Since the late 1800s, scientists have studied these worms to better understand fundamental principles of natural regeneration and repair, information that could provide insights into tissue healing and cancer. One mechanism that is yet unknown is how organisms like these control the proportional scaling of tissue during regeneration.
Now, two Northwestern University molecular biologists have identified the beginnings of a genetic signaling pathway that puts the brakes on the animal’s growth. This important process ensures the appropriate amount of tissue growth in these highly regenerative animals.
“These worms have essentially discovered a natural form of regenerative medicine through their evolution,” said Christian Petersen, who led the research. “Planarians can regenerate their whole lives, but how do they limit their growth? Our discovery will improve understanding of the molecular components and organizing principles that govern perfect tissue restoration.”

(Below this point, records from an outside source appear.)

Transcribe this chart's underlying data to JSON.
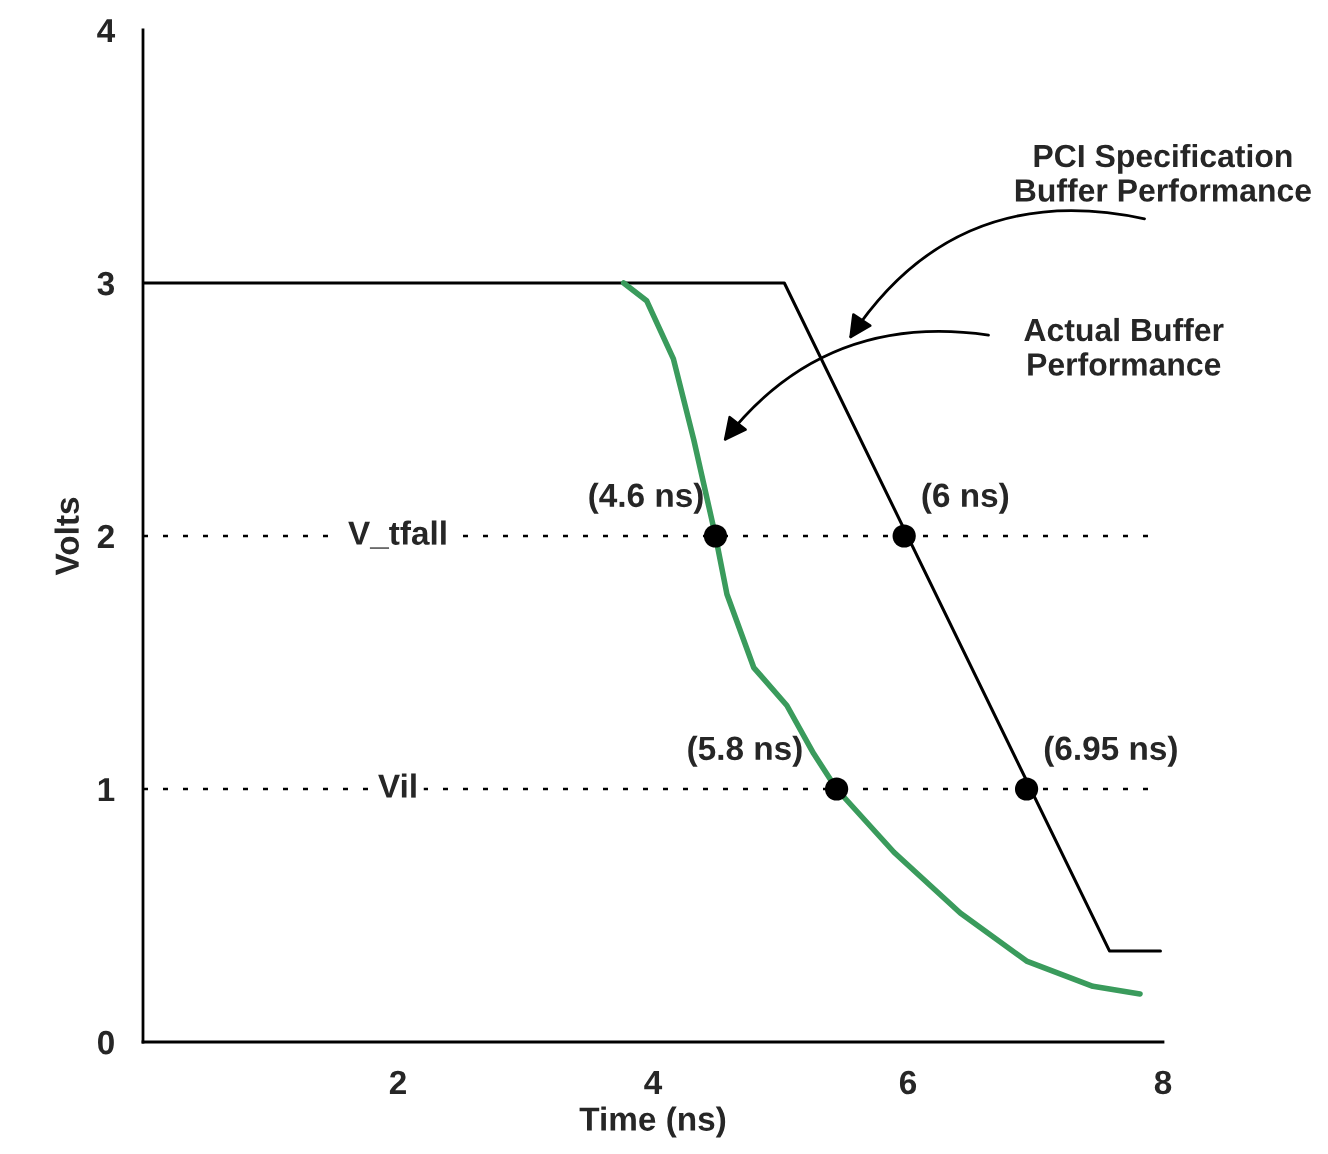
{
  "chart_data": {
    "type": "line",
    "xlabel": "Time (ns)",
    "ylabel": "Volts",
    "xlim": [
      0,
      8
    ],
    "ylim": [
      0,
      4
    ],
    "xticks": [
      2,
      4,
      6,
      8
    ],
    "yticks": [
      0,
      1,
      2,
      3,
      4
    ],
    "grid": false,
    "legend": false,
    "marker": "none",
    "line_style": "solid",
    "series": [
      {
        "color": "#000000",
        "x": [
          0,
          5.03,
          7.58,
          7.98
        ],
        "values": [
          3,
          3,
          0.36,
          0.36
        ]
      },
      {
        "color": "#3a9b5c",
        "x": [
          3.77,
          3.95,
          4.16,
          4.32,
          4.49,
          4.58,
          4.79,
          5.05,
          5.26,
          5.44,
          5.89,
          6.41,
          6.93,
          7.45,
          7.82
        ],
        "values": [
          3,
          2.93,
          2.7,
          2.38,
          2.0,
          1.77,
          1.48,
          1.33,
          1.14,
          1.0,
          0.75,
          0.51,
          0.32,
          0.22,
          0.19
        ]
      },
      {
        "type": "scatter",
        "marker": "circle",
        "color": "#000000",
        "x": [
          4.49,
          5.97,
          5.44,
          6.93
        ],
        "values": [
          2,
          2,
          1,
          1
        ]
      }
    ],
    "ref_lines": [
      {
        "axis": "y",
        "value": 2,
        "label": "V_tfall",
        "color": "#000000",
        "line_style": "dotted"
      },
      {
        "axis": "y",
        "value": 1,
        "label": "Vil",
        "color": "#000000",
        "line_style": "dotted"
      }
    ],
    "annotations": [
      {
        "text": "(4.6 ns)",
        "x": 4.49,
        "y": 2
      },
      {
        "text": "(6 ns)",
        "x": 5.97,
        "y": 2
      },
      {
        "text": "(5.8 ns)",
        "x": 5.44,
        "y": 1
      },
      {
        "text": "(6.95 ns)",
        "x": 6.93,
        "y": 1
      },
      "PCI Specification\nBuffer Performance",
      "Actual Buffer\nPerformance"
    ]
  }
}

The findings ultimately may have important ramifications for novel tissue engineering methods or strategies to promote natural repair mechanisms in humans.

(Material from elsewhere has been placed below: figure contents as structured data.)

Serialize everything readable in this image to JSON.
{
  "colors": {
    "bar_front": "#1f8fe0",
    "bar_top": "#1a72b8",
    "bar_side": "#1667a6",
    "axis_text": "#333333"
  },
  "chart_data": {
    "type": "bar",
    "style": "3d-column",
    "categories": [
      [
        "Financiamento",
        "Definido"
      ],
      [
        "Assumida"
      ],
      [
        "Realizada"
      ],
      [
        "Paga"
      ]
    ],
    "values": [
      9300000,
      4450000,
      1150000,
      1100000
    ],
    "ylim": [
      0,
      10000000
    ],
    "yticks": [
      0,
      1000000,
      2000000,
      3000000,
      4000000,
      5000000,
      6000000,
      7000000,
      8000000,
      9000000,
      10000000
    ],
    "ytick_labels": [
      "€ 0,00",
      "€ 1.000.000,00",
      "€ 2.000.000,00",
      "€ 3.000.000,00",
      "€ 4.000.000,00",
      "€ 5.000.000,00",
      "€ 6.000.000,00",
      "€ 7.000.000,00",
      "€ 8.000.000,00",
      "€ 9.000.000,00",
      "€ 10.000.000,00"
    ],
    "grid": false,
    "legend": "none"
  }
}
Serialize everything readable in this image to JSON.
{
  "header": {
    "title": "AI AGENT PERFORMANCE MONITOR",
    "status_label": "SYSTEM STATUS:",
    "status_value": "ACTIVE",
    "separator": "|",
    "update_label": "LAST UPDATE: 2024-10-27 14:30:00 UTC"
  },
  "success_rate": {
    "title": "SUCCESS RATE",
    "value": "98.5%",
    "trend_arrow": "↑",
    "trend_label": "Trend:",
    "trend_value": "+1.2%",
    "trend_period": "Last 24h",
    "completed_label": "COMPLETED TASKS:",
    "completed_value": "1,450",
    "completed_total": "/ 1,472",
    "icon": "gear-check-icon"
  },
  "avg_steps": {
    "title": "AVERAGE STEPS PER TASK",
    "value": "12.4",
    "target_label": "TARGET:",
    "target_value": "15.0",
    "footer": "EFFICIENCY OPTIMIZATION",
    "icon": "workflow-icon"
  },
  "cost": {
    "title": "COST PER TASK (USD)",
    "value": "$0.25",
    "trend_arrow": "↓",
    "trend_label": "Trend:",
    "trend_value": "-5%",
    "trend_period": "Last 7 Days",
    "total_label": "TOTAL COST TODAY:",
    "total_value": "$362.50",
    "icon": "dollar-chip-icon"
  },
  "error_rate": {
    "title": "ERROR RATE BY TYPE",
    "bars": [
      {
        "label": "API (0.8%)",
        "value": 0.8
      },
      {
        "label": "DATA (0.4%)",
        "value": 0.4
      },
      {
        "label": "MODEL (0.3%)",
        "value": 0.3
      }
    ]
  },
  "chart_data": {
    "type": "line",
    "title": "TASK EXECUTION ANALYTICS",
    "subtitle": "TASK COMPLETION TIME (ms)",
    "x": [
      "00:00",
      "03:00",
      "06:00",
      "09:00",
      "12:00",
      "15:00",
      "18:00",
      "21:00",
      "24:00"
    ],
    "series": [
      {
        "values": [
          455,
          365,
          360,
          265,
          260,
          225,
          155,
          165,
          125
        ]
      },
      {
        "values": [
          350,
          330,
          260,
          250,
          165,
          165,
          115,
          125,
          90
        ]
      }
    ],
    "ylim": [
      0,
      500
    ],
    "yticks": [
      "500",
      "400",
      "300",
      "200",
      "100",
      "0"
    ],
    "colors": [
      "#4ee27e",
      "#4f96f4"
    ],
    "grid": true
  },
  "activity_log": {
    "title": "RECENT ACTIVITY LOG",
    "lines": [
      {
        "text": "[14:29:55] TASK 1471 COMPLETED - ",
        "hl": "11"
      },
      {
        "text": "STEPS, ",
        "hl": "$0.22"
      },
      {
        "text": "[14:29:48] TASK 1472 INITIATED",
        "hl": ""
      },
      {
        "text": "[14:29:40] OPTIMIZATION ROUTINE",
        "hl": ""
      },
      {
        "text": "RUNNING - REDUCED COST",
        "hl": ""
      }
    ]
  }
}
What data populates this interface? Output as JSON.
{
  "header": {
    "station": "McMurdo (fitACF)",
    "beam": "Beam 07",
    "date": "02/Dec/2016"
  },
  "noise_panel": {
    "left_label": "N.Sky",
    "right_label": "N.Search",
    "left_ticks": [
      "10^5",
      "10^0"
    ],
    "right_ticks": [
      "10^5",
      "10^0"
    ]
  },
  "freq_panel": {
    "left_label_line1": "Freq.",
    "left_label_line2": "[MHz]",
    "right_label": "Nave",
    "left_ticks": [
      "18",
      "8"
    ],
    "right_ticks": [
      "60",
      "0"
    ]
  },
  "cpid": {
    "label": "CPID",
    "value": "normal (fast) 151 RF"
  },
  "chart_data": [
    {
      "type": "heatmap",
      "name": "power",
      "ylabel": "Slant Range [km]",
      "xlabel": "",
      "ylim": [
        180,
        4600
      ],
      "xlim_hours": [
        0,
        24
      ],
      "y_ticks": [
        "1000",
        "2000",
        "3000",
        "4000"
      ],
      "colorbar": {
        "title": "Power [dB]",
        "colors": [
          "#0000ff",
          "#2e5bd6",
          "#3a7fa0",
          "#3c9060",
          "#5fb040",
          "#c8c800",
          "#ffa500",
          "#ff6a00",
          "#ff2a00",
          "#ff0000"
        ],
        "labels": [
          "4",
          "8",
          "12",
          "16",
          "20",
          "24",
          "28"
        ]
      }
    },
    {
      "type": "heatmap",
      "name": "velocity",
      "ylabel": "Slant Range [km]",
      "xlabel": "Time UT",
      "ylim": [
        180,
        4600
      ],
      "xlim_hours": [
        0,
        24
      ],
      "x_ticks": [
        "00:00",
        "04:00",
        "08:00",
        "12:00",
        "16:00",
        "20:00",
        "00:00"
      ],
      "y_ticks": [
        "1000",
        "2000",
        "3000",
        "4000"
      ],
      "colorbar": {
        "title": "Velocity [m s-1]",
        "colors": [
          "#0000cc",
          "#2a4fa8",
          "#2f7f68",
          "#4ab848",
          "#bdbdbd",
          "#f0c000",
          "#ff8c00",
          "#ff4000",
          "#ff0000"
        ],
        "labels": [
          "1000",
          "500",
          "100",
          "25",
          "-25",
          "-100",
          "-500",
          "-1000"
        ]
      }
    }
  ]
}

Petersen is an associate professor of molecular biosciences in Northwestern’s Weinberg College of Arts and Sciences. He and Erik G. Schad, a graduate student in Petersen’s lab, conducted the study.
The results were published in the Jan. 20 issue of the journal Current Biology. Petersen is the corresponding author, and Schad is the paper’s first author.

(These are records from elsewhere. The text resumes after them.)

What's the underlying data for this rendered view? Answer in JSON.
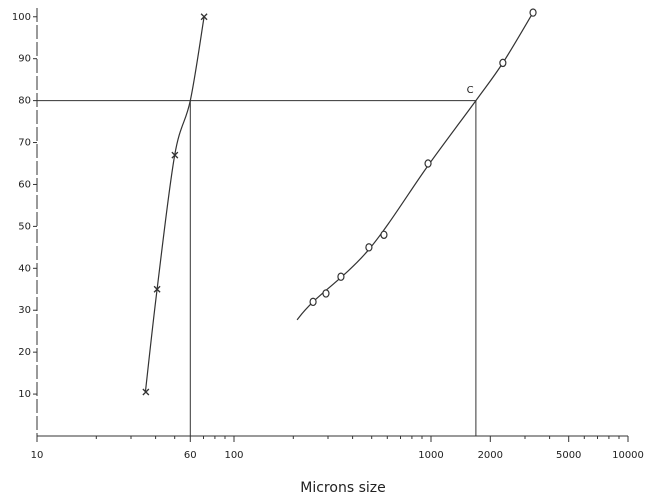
{
  "chart_data": {
    "type": "scatter",
    "xlabel": "Microns size",
    "xscale": "log",
    "xlim": [
      10,
      10000
    ],
    "ylim": [
      0,
      104
    ],
    "xticks": [
      10,
      60,
      100,
      1000,
      2000,
      5000,
      10000
    ],
    "xminorticks": [
      20,
      30,
      40,
      50,
      70,
      80,
      90,
      200,
      300,
      400,
      500,
      600,
      700,
      800,
      900,
      3000,
      4000,
      6000,
      7000,
      8000,
      9000
    ],
    "yticks": [
      10,
      20,
      30,
      40,
      50,
      60,
      70,
      80,
      90,
      100
    ],
    "series": [
      {
        "marker": "x",
        "color": "#333",
        "x": [
          35.7,
          40.7,
          50.1,
          70.5
        ],
        "values": [
          10.5,
          35,
          67,
          100
        ]
      },
      {
        "marker": "o",
        "color": "#333",
        "x": [
          252,
          293,
          349,
          484,
          577,
          966,
          2316,
          3296
        ],
        "values": [
          32,
          34,
          38,
          45,
          48,
          65,
          89,
          101
        ]
      }
    ],
    "fits": [
      {
        "x": [
          35.5,
          40.7,
          50,
          60,
          70.5
        ],
        "y": [
          10.5,
          35,
          67,
          80,
          100
        ]
      },
      {
        "x": [
          209,
          252,
          484,
          966,
          1690,
          2316,
          3296
        ],
        "y": [
          27.7,
          32,
          44.5,
          64.5,
          80,
          89,
          101
        ]
      }
    ],
    "reference_y": 80,
    "reference_x": [
      60,
      1690
    ],
    "annotations": [
      {
        "text": "C",
        "x": 1580,
        "y": 82.5
      }
    ]
  }
}
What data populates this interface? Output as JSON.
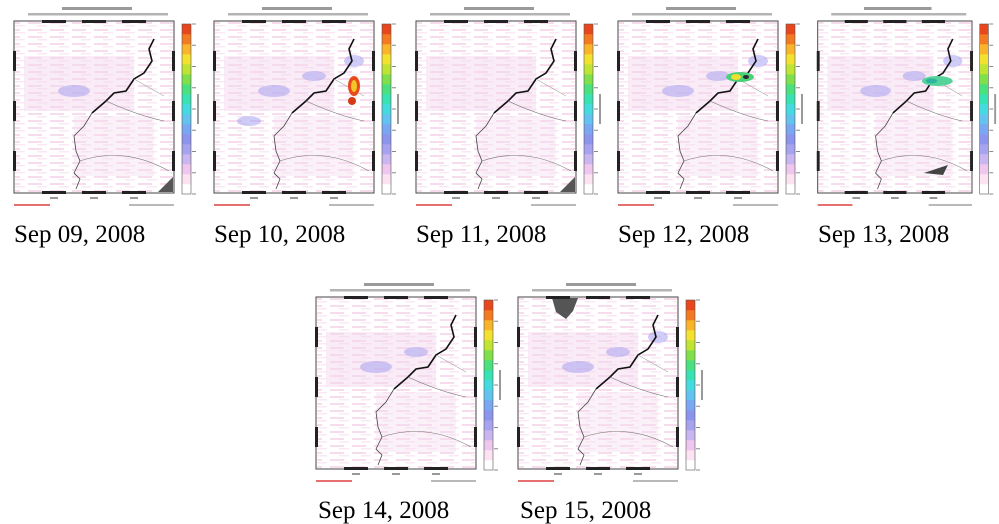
{
  "colorbar": {
    "colors": [
      "#ffffff",
      "#fde3f2",
      "#efc7ee",
      "#c9b6f0",
      "#a7a3ef",
      "#8c95ee",
      "#79a7f2",
      "#62c2f0",
      "#44dbe0",
      "#37e3b3",
      "#4ae07d",
      "#7fe04c",
      "#bfe433",
      "#f3e130",
      "#f9b42a",
      "#f47a22",
      "#e8461c"
    ]
  },
  "panels": [
    {
      "caption": "Sep 09, 2008",
      "blue_blobs": 1,
      "storm": "none",
      "grey_patch": "bottom-right"
    },
    {
      "caption": "Sep 10, 2008",
      "blue_blobs": 4,
      "storm": "red",
      "grey_patch": "none"
    },
    {
      "caption": "Sep 11, 2008",
      "blue_blobs": 0,
      "storm": "none",
      "grey_patch": "bottom-right"
    },
    {
      "caption": "Sep 12, 2008",
      "blue_blobs": 3,
      "storm": "green-yellow",
      "grey_patch": "none"
    },
    {
      "caption": "Sep 13, 2008",
      "blue_blobs": 3,
      "storm": "green",
      "grey_patch": "bottom-right-small"
    },
    {
      "caption": "Sep 14, 2008",
      "blue_blobs": 2,
      "storm": "none",
      "grey_patch": "none"
    },
    {
      "caption": "Sep 15, 2008",
      "blue_blobs": 3,
      "storm": "none",
      "grey_patch": "top-left"
    }
  ]
}
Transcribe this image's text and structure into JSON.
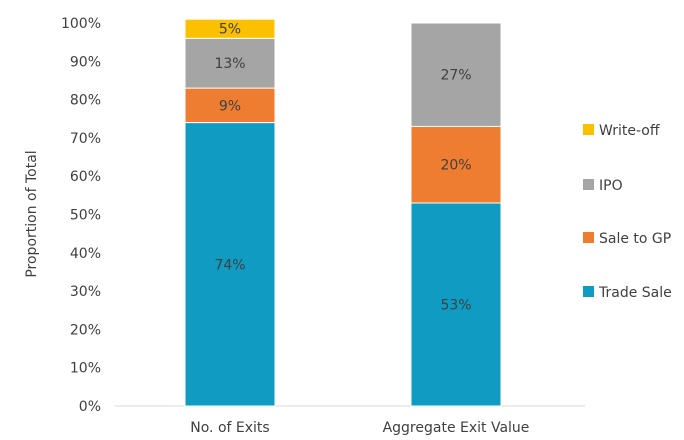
{
  "chart_data": {
    "type": "bar",
    "stacked": true,
    "categories": [
      "No. of Exits",
      "Aggregate Exit Value"
    ],
    "series": [
      {
        "name": "Trade Sale",
        "values": [
          74,
          53
        ],
        "labels": [
          "74%",
          "53%"
        ],
        "color": "#0f9bc2"
      },
      {
        "name": "Sale to GP",
        "values": [
          9,
          20
        ],
        "labels": [
          "9%",
          "20%"
        ],
        "color": "#ee7d31"
      },
      {
        "name": "IPO",
        "values": [
          13,
          27
        ],
        "labels": [
          "13%",
          "27%"
        ],
        "color": "#a5a5a5"
      },
      {
        "name": "Write-off",
        "values": [
          5,
          0
        ],
        "labels": [
          "5%",
          ""
        ],
        "color": "#fbc100"
      }
    ],
    "legend_order": [
      "Write-off",
      "IPO",
      "Sale to GP",
      "Trade Sale"
    ],
    "legend_position": "right",
    "ylabel": "Proportion of Total",
    "yticks": [
      "0%",
      "10%",
      "20%",
      "30%",
      "40%",
      "50%",
      "60%",
      "70%",
      "80%",
      "90%",
      "100%"
    ],
    "ylim": [
      0,
      100
    ],
    "grid": false
  }
}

The researchers have identified a control system for limiting regeneration and also a new mechanism to explain how stem cells can influence growth. Specifically, Petersen and Schad discovered that a gene called mob4 suppresses tissue growth in the animals. When the researchers inhibited the gene in experiments, the animal grew to twice its normal size.
The gene, they found, works in a rather surprising way: by preventing the descendants of stem cells from producing a growth factor called Wnt, a protein released from cells to communicate across distances. The Wnt signaling pathway is known to play a role in cancer cell regeneration.
Planarians are 2 to 20 millimeters in size and have a complex anatomy with around a million cells. They live in freshwater ponds and streams around the world. The worm’s genome has been sequenced, and its basic biology is well-characterized, making planarians popular with scientists.
Petersen also is a member of the Robert H. Lurie Comprehensive Cancer Center of Northwestern University.
The research was supported by the National Institutes of Health and the National Science Foundation-Simons Foundation Center for Quantitative Biology at Northwestern University.
The title of the paper is “STRIPAK Limits Stem Cell Differentiation of a WNT Signaling Center to Control Planarian Axis Scaling.”